Optcarrot is a key benchmark for Ruby 3x3 created by @mame. It is also a NES emulator and runs around 20 fps (frames per second) on MRI, the reference implementation. Therefore, if MRI meets the 3x3 goal then it should run Optcarrot at 60 fps, the frequency of the NES, and we can play NES games!

But why wait? And why limit ourselves to 60 fps? When Optcarrot was announced a few months ago, I tried running it with TruffleRuby. TruffleRuby is a high-performance Ruby implementation based on Truffle and Graal on which I work and do research for more than 2 years now, along with Chris Seaton, Kevin Menard and Petr Chalupa.

The result was astonishing: the Optcarrot benchmark ran around 180 fps. That’s about 9 times faster than MRI!

Boxplot

The only change needed to reach that level of performance was to fix a compare_by_identity Hash bug. Now you may wonder about startup, warmup or how long it takes until it’s fast. Here is the full picture for the first 3000 frames (that’s just 50 seconds at 60 fps).

Times

MRI 2.3.3 runs around 20 fps and is very stable, JRuby 9.1.6.0 with invokedynamic runs around 40 fps and TruffleRuby (from GraalVM 0.18) around 180 fps after warmup. There is definitely some warmup going on, but the milestone of 60 fps is reached at around 300 frames.
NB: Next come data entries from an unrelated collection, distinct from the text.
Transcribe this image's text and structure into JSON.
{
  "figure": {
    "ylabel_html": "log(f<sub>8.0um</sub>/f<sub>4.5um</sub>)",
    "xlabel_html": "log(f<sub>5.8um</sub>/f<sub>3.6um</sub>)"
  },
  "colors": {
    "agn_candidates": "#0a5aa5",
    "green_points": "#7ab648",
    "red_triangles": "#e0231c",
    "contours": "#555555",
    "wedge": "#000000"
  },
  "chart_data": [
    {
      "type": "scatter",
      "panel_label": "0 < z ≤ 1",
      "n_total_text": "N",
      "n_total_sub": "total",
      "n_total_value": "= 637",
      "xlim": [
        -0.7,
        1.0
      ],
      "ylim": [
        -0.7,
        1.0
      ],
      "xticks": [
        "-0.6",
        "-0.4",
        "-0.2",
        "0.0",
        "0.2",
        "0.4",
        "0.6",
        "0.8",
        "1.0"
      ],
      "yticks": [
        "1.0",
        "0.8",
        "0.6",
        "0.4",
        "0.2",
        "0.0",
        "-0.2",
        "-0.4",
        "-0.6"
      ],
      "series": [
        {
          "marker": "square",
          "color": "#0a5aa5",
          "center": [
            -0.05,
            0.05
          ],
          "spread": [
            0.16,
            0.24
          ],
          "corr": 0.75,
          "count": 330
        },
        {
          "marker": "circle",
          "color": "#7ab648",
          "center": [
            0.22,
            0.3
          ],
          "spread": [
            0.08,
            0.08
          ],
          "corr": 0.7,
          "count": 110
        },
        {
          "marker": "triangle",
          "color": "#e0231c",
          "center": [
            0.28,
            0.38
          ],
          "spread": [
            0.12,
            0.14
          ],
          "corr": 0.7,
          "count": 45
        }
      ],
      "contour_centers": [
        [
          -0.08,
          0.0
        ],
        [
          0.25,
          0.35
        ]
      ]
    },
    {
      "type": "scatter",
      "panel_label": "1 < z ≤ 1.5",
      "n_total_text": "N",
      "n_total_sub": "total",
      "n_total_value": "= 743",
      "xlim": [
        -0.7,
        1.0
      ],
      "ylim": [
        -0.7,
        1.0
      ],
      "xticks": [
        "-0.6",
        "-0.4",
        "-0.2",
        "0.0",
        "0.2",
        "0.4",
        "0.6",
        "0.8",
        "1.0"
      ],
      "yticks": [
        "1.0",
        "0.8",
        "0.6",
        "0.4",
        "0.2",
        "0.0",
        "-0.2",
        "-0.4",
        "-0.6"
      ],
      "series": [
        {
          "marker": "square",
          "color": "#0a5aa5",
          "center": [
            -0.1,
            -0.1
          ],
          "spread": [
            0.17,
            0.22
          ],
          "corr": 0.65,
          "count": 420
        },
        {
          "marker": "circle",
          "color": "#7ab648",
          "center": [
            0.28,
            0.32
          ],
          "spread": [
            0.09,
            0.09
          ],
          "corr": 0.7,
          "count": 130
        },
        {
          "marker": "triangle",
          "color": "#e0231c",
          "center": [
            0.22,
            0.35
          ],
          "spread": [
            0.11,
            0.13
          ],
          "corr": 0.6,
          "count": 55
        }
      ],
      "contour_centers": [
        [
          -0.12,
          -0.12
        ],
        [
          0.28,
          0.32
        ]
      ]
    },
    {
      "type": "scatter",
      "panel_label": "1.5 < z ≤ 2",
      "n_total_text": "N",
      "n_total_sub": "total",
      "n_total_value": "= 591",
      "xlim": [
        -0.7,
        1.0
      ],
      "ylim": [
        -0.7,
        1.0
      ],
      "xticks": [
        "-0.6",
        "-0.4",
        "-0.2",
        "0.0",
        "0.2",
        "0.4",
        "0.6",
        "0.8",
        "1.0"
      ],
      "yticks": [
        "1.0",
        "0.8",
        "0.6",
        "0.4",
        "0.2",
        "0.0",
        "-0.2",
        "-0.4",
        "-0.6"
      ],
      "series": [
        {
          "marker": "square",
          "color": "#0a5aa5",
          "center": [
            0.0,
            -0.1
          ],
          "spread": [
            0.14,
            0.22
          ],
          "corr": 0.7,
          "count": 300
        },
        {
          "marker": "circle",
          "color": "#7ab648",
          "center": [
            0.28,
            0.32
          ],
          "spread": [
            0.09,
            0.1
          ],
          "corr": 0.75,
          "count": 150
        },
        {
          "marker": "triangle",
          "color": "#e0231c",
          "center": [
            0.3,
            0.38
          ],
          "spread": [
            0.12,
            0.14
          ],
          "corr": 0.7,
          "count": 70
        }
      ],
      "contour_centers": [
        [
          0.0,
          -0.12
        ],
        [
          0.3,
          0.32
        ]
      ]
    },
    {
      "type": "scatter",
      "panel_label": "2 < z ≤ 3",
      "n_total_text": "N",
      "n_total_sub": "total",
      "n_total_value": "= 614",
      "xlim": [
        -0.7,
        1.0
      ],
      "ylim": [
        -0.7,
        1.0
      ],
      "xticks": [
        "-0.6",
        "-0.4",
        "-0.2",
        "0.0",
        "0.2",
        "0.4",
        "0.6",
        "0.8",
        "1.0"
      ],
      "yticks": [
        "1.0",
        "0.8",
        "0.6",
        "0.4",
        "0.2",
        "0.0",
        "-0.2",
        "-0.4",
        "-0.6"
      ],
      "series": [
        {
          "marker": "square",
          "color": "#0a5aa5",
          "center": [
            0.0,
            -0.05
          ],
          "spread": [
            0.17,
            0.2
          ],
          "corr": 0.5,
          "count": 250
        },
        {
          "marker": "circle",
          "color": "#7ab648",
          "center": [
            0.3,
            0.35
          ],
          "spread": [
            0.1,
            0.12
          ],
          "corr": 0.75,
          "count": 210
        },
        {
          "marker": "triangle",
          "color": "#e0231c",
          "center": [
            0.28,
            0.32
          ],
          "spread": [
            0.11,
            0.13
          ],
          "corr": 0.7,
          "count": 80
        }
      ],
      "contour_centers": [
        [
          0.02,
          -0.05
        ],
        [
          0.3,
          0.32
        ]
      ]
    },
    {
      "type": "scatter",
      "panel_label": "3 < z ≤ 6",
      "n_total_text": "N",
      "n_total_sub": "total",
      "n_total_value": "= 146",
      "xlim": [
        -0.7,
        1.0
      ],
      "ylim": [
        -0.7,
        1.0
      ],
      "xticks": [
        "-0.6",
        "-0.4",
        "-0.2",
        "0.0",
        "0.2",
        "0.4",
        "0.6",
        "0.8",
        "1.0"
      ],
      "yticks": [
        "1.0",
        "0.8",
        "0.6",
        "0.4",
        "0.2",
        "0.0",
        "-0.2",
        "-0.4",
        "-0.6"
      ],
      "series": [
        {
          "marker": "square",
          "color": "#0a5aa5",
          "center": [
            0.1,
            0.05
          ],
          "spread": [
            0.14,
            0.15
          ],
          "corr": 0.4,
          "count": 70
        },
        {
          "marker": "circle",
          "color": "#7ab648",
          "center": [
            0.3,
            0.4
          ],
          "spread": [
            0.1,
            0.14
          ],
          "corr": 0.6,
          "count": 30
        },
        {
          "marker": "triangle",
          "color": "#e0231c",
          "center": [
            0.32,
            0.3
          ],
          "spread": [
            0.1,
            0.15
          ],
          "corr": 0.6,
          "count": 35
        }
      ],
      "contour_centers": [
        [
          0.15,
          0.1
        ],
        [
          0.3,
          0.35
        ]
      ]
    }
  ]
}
For the record, this was run on a laptop with an Intel(R) Core(TM) i7-4702HQ CPU @ 2.20GHz with frequency scaling, turbo mode and hyper-threading all disabled.

But so far, these numbers were just for the benchmark, and it would be nice to actually use TruffleRuby to play the NES and see the numbers on a real game!

The User Interface

I developed a new video driver to display the NES screen, using mplayer, which only requires writing the pixels to a pipe. I then adapted the FPS counter to be able to display 3 digits instead of maximum 2.

The existing video backends (SDL2, SFML) rely on FFI, which TruffleRuby does not support yet. The reason is existing implementations of FFI use native extensions of either 10k lines of C or 10k lines of Java, so it’s not clear which way is best to support it (handle all that implementation-specific extension code or port some parts to Ruby).

For the input, I used the existing terminal-based input driver which just reads characters one by one.

The audio driver was disabled because audio doesn’t sound nice at a higher frame rate. The audio stream is still computed though, as in benchmark mode.

With this setup, we can play the NES as shown in the GIF above and it eventually reaches 150 fps on the Lan Master game. The drop from 180 fps is likely due to the extra work to render the frames to the screen and running a more varied workload (the benchmark mode only runs the splash screen).

There is a problem though with playing at 150 fps: it’s really hard! For time-based games such as Lan Master, it means we have less than half (2/5) of the time we get at 60 fps. On the other hand, the game is really reactive and it’s much faster to move across the board.

Trying it for yourself

First download GraalVM: choose the Runtime Environment as it’s smaller.

You also need mplayer installed with your favorite package manager. Then:

git clone https://github.com/eregon/optcarrot.git --branch demo
cd optcarrot
path/to/graalvm-0.18-re/bin/ruby bin/optcarrot --video=mplayer --audio=none --input=term examples/Lan_Master.nes

Be patient, startup takes a while (loading files, loading the ROM, compiling the emulator and sending enough frames for mplayer to show up).

You need to click on the terminal before entering any input. Use Z and X to rotate the links and the arrow keys to move around.

The End

I hope you liked the post. I would like to thank @mame for this awesome benchmark.